Answer, Refuse, or Guess? Investigating Risk-Aware Decision Making in Language Models
Cheng-Kuang Wu, Zhi Rui Tam, Chieh-Yen Lin, Yun-Nung Chen, Hung-yi Lee
TL;DR
The paper investigates how language models make risk-aware decisions to answer or defer in the face of uncertain consequences. It introduces an evaluation framework that varies human-defined risk structures $(r_{ ext{cor}}, r_{ ext{inc}}, r_{ ext{ref}})$ while keeping tasks fixed, measuring how well LM policies maximize expected reward. Across multiple datasets, models exhibit suboptimal behaviors, often over-answering in high-risk and over-deferring in low-risk scenarios, traced to difficulty in composing independent skills for decision making. A skill-decomposition approach implemented via prompt chaining—isolating downstream task solving, confidence estimation, and expected-value reasoning—consistently improves risk-aware decision policies, providing actionable guidance for deploying more reliable LM-based agents across diverse risk levels.
Abstract
Language models (LMs) are increasingly used to build agents that can act autonomously to achieve goals. During this automatic process, agents need to take a series of actions, some of which might lead to severe consequences if incorrect actions are taken. Therefore, such agents must sometimes defer-refusing to act when their confidence is insufficient-to avoid the potential cost of incorrect actions. Because the severity of consequences varies across applications, the tendency to defer should also vary: in low-risk settings agents should answer more freely, while in high-risk settings their decisions should be more conservative.
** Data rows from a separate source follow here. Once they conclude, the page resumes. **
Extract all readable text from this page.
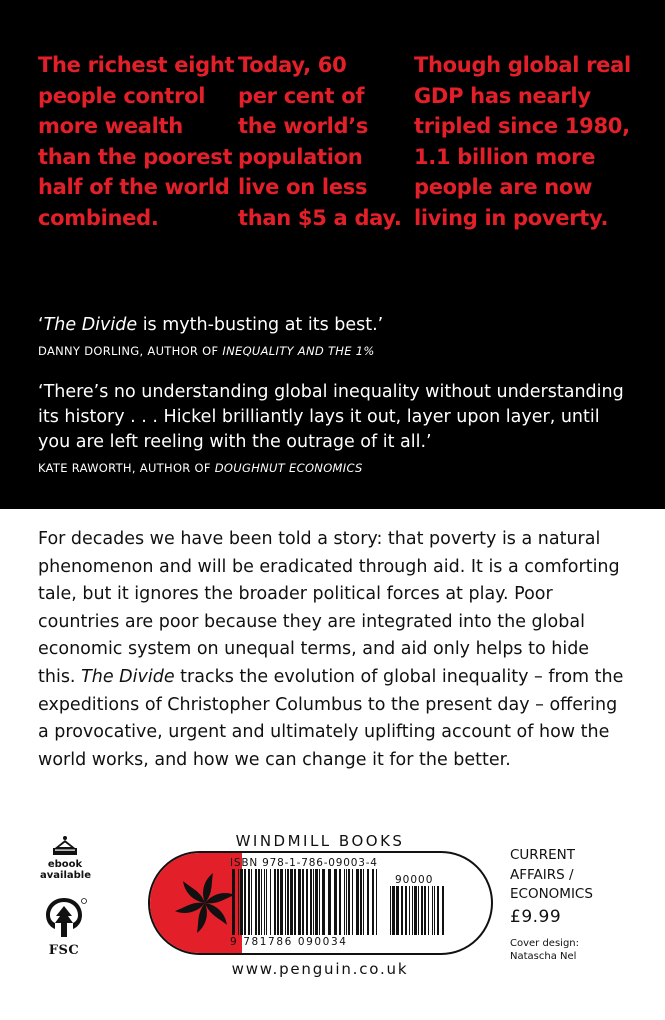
The richest eight
people control
more wealth
than the poorest
half of the world
combined.
Today, 60
per cent of
the world’s
population
live on less
than $5 a day.
Though global real
GDP has nearly
tripled since 1980,
1.1 billion more
people are now
living in poverty.
‘The Divide is myth-busting at its best.’
DANNY DORLING, AUTHOR OF INEQUALITY AND THE 1%
‘There’s no understanding global inequality without understanding
its history . . . Hickel brilliantly lays it out, layer upon layer, until
you are left reeling with the outrage of it all.’
KATE RAWORTH, AUTHOR OF DOUGHNUT ECONOMICS
For decades we have been told a story: that poverty is a natural
phenomenon and will be eradicated through aid. It is a comforting
tale, but it ignores the broader political forces at play. Poor
countries are poor because they are integrated into the global
economic system on unequal terms, and aid only helps to hide
this. The Divide tracks the evolution of global inequality – from the
expeditions of Christopher Columbus to the present day – offering
a provocative, urgent and ultimately uplifting account of how the
world works, and how we can change it for the better.
ebook
available
FSC
WINDMILL BOOKS
ISBN 978-1-786-09003-4
90000
9 781786 090034
www.penguin.co.uk
CURRENT
AFFAIRS /
ECONOMICS
£9.99
Cover design:
Natascha Nel
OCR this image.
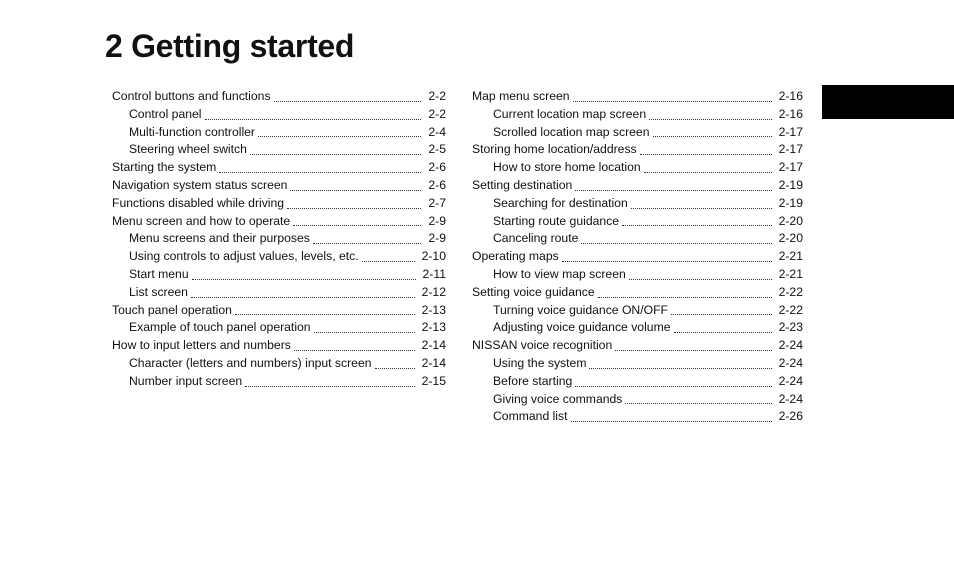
2 Getting started
Control buttons and functions	2-2
Control panel	2-2
Multi-function controller	2-4
Steering wheel switch	2-5
Starting the system	2-6
Navigation system status screen	2-6
Functions disabled while driving	2-7
Menu screen and how to operate	2-9
Menu screens and their purposes	2-9
Using controls to adjust values, levels, etc.	2-10
Start menu	2-11
List screen	2-12
Touch panel operation	2-13
Example of touch panel operation	2-13
How to input letters and numbers	2-14
Character (letters and numbers) input screen	2-14
Number input screen	2-15
Map menu screen	2-16
Current location map screen	2-16
Scrolled location map screen	2-17
Storing home location/address	2-17
How to store home location	2-17
Setting destination	2-19
Searching for destination	2-19
Starting route guidance	2-20
Canceling route	2-20
Operating maps	2-21
How to view map screen	2-21
Setting voice guidance	2-22
Turning voice guidance ON/OFF	2-22
Adjusting voice guidance volume	2-23
NISSAN voice recognition	2-24
Using the system	2-24
Before starting	2-24
Giving voice commands	2-24
Command list	2-26
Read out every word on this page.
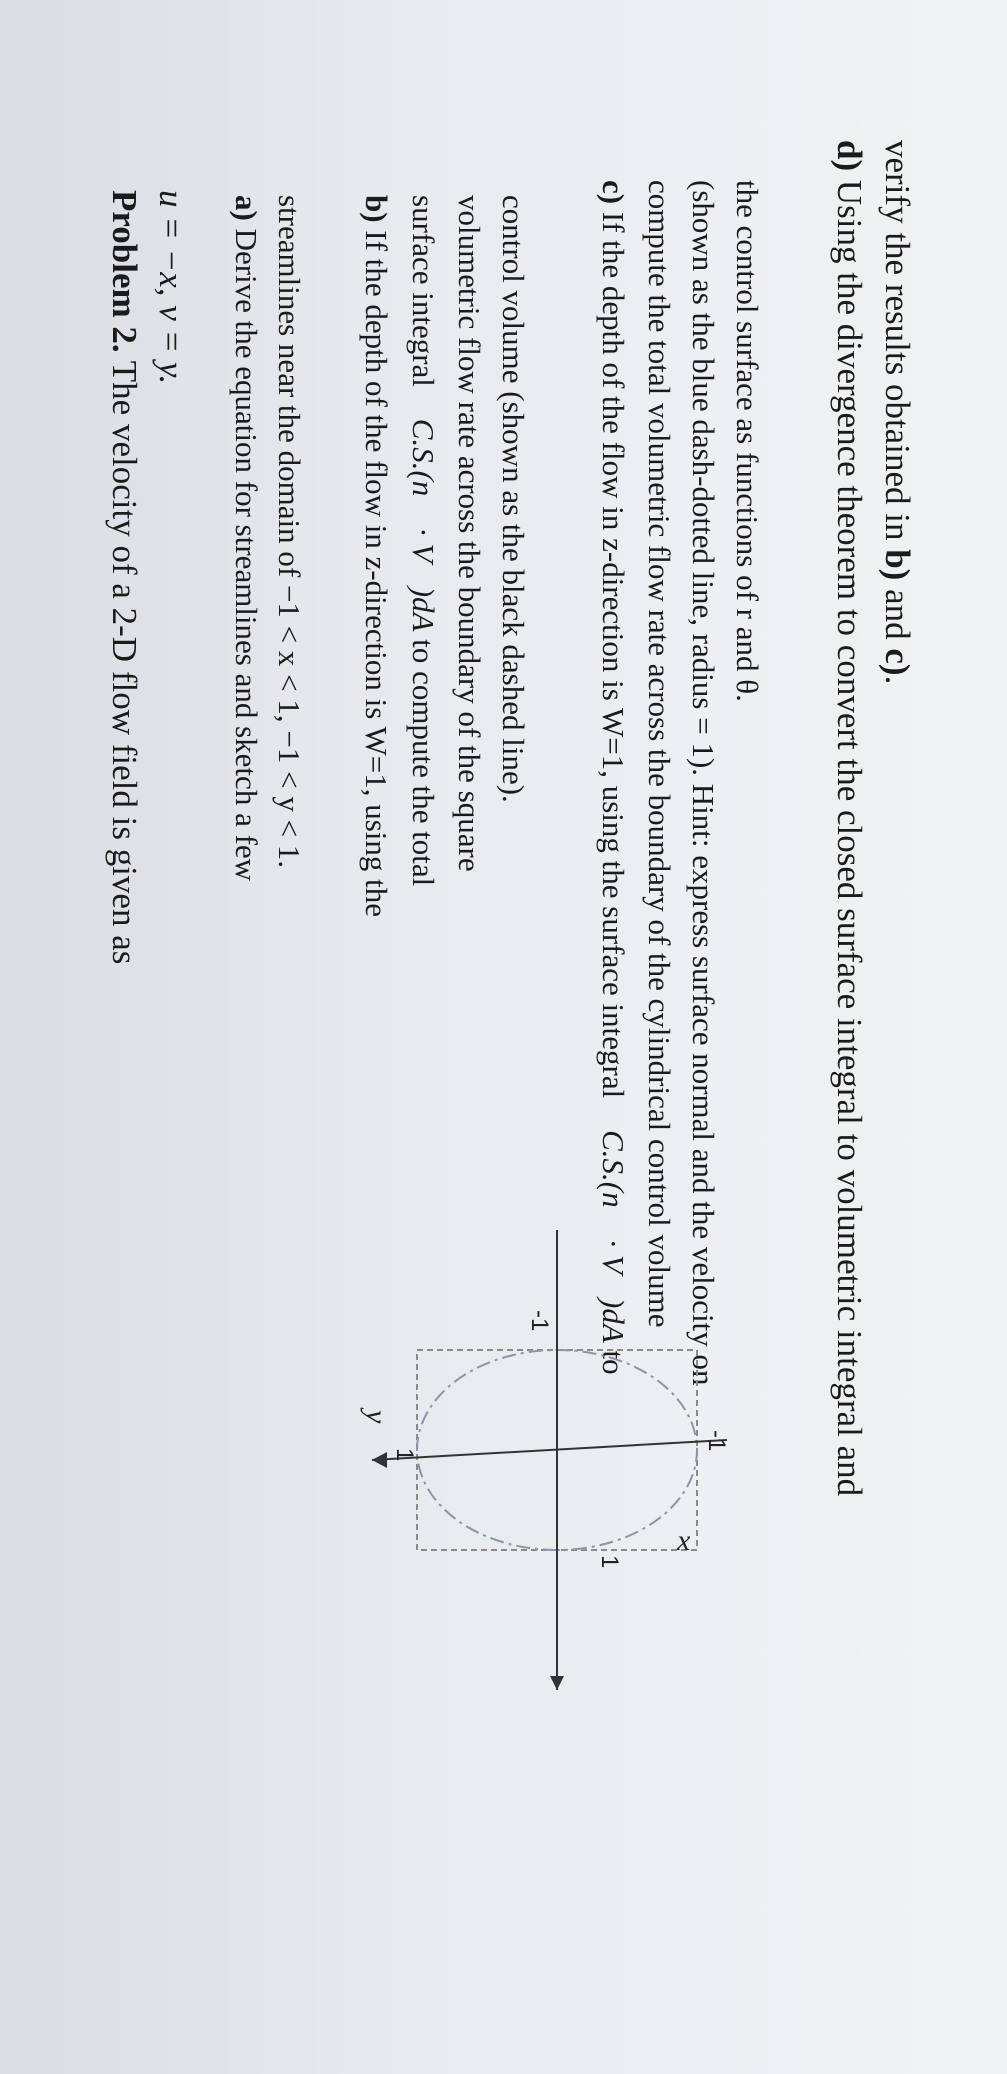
Problem 2. The velocity of a 2-D flow field is given as
u = −x, v = y. a) Derive the equation for streamlines and sketch a few streamlines near the domain of −1 < x < 1, −1 < y < 1. b) If the depth of the flow in z-direction is W=1, using the surface integral ∯C.S.(n⃗ · V⃗)dA to compute the total volumetric flow rate across the boundary of the square control volume (shown as the black dashed line).
c) If the depth of the flow in z-direction is W=1, using the surface integral ∯C.S.(n⃗ · V⃗)dA to
compute the total volumetric flow rate across the boundary of the cylindrical control volume (shown as the blue dash-dotted line, radius = 1). Hint: express surface normal and the velocity on the control surface as functions of r and θ.
d) Using the divergence theorem to convert the closed surface integral to volumetric integral and verify the results obtained in b) and c).
x
y
1
-1
1
-1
We study this "answer-or-defer" problem with an evaluation framework that systematically varies human-specified risk structures-rewards and penalties for correct answers, incorrect answers, and refusals $(r_{\mathrm{cor}},r_{\mathrm{inc}}, r_{\mathrm{ref}})$-while keeping tasks fixed. This design evaluates LMs' risk-aware decision policies by measuring their ability to maximize expected reward. Across multiple datasets and models, we identify flaws in their decision policies: LMs tend to over-answer in high-risk settings and over-defer in low-risk settings. After analyzing the potential cause of such flaws, we find that a simple skill-decomposition method, which isolates the independent skills required for answer-or-defer decision making, can consistently improve LMs' decision policies. Our results highlight the current limitations of LMs in risk-conditioned decision making and provide practical guidance for deploying more reliable LM-based agents across applications of varying risk levels.